While working on my computer architecture course with a couple teammates we discussed why no one had made a Verilog equivalent of Leetcode where aspiring Computer Engineers can practice implementing solutions at the RTL level. The closest is EDA Playground, where they provide an example based format demonstrating other's work and their weren't many examples listed.

What it does

This website will allow students to design, test, and debug verilog modules to meet problem specifications. Only one official example is listed on the website as of now, but with the modular design developed, expanding off of Yosysjs examples, while utilizing a cleaner text editor UI for the user. The user can access the webpage through any browser including mobile phones.

How I built it

I developed the web application through HTML, CSS, and Javascript. Almost everything is done client side for the user. Yosysjs, a javascript port of Yosys, allows Bytes Of Problems to not rely on servers to parse the user's Verilog modules. Quill is another API I rely on to provide a nice but easy to manage text editor for the user. To locally host the website for quick prototyping I used Python. Additionally I used Git for Version Control and Visual Studio Code as my IDE.

Challenges I ran into

Doing this project on my own, I was worried if I took on more than I can chew, especially since I wasn't adept in Web Development. Even though my project allows for a light backend (no server logic required other than fetching webpages) I was picking up libraries as I went and refreshing on Verilog. I didn't prioritize my time well enough and a lot of additional features I wanted to tack on ended up preventing me from focusing on the things I would need for a minimally viable product demo. I only have three examples at the moment and the website is live (1-3).
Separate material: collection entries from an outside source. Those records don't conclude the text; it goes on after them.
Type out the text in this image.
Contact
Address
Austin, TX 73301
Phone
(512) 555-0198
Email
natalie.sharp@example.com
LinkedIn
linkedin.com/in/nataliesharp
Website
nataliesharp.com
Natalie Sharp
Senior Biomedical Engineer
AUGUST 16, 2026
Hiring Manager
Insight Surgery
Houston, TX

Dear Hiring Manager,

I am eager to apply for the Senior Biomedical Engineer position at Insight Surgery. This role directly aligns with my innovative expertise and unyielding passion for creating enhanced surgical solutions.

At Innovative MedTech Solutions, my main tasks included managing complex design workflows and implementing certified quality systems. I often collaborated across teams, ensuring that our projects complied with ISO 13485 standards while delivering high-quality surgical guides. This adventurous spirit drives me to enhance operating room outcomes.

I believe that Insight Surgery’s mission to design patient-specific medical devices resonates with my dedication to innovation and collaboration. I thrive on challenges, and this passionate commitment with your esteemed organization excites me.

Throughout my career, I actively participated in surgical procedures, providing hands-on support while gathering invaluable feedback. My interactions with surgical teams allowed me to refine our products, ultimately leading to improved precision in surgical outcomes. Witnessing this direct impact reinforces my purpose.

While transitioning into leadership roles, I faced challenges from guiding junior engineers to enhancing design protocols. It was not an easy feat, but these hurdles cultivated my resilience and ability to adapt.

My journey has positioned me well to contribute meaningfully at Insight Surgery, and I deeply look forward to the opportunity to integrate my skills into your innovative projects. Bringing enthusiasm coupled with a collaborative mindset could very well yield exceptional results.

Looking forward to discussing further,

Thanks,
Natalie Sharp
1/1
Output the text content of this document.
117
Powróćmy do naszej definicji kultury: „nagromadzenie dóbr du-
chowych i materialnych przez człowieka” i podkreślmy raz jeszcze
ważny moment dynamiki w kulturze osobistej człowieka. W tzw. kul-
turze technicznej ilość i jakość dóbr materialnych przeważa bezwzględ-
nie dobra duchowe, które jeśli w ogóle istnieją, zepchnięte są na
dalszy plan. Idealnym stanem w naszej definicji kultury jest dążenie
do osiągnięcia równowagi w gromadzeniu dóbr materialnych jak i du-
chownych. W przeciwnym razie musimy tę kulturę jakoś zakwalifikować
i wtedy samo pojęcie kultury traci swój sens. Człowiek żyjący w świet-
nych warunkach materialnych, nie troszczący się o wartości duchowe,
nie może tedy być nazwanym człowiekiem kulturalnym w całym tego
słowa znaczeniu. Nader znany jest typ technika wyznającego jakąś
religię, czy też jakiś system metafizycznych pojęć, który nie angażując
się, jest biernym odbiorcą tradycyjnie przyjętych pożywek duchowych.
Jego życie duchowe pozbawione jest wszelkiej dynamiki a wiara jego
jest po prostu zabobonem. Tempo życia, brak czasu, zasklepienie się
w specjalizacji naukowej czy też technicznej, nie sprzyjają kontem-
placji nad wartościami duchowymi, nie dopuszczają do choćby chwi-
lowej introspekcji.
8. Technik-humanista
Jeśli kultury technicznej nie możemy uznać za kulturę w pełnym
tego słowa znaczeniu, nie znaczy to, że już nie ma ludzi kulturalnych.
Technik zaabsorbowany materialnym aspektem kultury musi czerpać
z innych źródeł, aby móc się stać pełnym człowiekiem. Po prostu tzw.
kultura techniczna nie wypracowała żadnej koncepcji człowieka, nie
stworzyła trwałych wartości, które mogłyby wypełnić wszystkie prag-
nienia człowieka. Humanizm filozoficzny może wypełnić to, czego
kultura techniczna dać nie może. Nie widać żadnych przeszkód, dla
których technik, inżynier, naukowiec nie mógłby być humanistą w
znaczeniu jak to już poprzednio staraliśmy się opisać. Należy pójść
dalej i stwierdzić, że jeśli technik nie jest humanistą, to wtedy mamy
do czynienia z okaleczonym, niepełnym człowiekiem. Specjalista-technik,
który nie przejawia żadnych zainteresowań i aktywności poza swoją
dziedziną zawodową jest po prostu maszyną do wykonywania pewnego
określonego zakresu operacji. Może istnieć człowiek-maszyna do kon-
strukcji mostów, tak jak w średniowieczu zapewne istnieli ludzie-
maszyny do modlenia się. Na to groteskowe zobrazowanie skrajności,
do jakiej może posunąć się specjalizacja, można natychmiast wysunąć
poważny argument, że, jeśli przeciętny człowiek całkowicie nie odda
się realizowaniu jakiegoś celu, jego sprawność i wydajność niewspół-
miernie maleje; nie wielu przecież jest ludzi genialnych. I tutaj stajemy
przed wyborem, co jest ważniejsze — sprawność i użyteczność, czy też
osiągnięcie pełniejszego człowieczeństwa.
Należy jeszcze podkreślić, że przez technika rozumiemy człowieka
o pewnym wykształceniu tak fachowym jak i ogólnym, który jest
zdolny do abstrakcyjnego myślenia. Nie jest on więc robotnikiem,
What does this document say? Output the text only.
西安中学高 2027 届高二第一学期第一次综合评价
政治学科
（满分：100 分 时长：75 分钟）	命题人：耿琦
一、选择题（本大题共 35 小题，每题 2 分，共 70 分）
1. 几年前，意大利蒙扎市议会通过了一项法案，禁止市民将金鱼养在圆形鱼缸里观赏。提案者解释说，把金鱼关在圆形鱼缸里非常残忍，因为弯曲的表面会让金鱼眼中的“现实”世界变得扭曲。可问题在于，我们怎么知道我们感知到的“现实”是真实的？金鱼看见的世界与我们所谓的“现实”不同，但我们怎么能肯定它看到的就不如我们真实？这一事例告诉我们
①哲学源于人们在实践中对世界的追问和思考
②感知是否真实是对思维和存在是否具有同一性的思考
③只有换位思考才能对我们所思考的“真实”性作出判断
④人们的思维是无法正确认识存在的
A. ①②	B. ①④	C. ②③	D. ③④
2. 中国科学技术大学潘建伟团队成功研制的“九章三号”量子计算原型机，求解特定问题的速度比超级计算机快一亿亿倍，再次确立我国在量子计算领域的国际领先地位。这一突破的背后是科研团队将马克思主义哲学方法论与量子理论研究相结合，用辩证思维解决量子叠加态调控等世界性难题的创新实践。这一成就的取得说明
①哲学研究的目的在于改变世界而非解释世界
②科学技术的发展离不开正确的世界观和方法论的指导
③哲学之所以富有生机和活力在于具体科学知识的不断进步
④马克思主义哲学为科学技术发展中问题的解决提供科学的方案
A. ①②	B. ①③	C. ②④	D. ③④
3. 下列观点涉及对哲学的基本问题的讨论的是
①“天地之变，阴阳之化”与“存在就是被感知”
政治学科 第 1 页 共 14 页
Accomplishments that I'm proud of

I'm proud of picking up multiple libraries during this hackathon and staying committed to this project. Around midnight May 2nd I was thinking my project couldn't be feasibly implemented and was thinking about giving up but I thought about how much I procrastinate work that I don't need to do. With deadlines left and right they'll never be a better time for me to work on a project I'm interested about than at a hackathon. So I kept working on it. It's not perfect and it hasn't reached the end goal desired functionality but I made a prototype of the thing I thought would be too hard to make in a weekend.

What I learned

I learned that I have underestimated basic front-end web development. I learned a lot of Javascript through this experience.

What's next for BytesOfProblems

I have several ideas on improving the product. For the presentation I focused on the limited scope of developing a single module that you would test but both Quill and YosysJS are compatible with interacting with multiple files and Verilog modules, I'm hoping to develop problems that force the user to apply the modules provided and see if they can develop bigger modules around that.

Quill is also compatible with syntax highlighting and that would make interacting with the text editor much easier, especially when experiencing errors.

I'm also thinking about allowing better syntax suggestions than what's possible with YosysJS and I may rely on some backend service to take the user's input and determine if it's syntatically correct via Icarus Verilog. In addition, this can prevent the trivialization of some problems as I could easily restrict certain solutions (not allowed to use + operator for implementing the adder, etc.). This was a fun project and I hope it continues to grow.

Lastly, I could definitely neaten up this project and apply web development practices better such as better formatting & isolating HTML,CSS, and JSS into respective files as much as possible instead of monolithic web pages.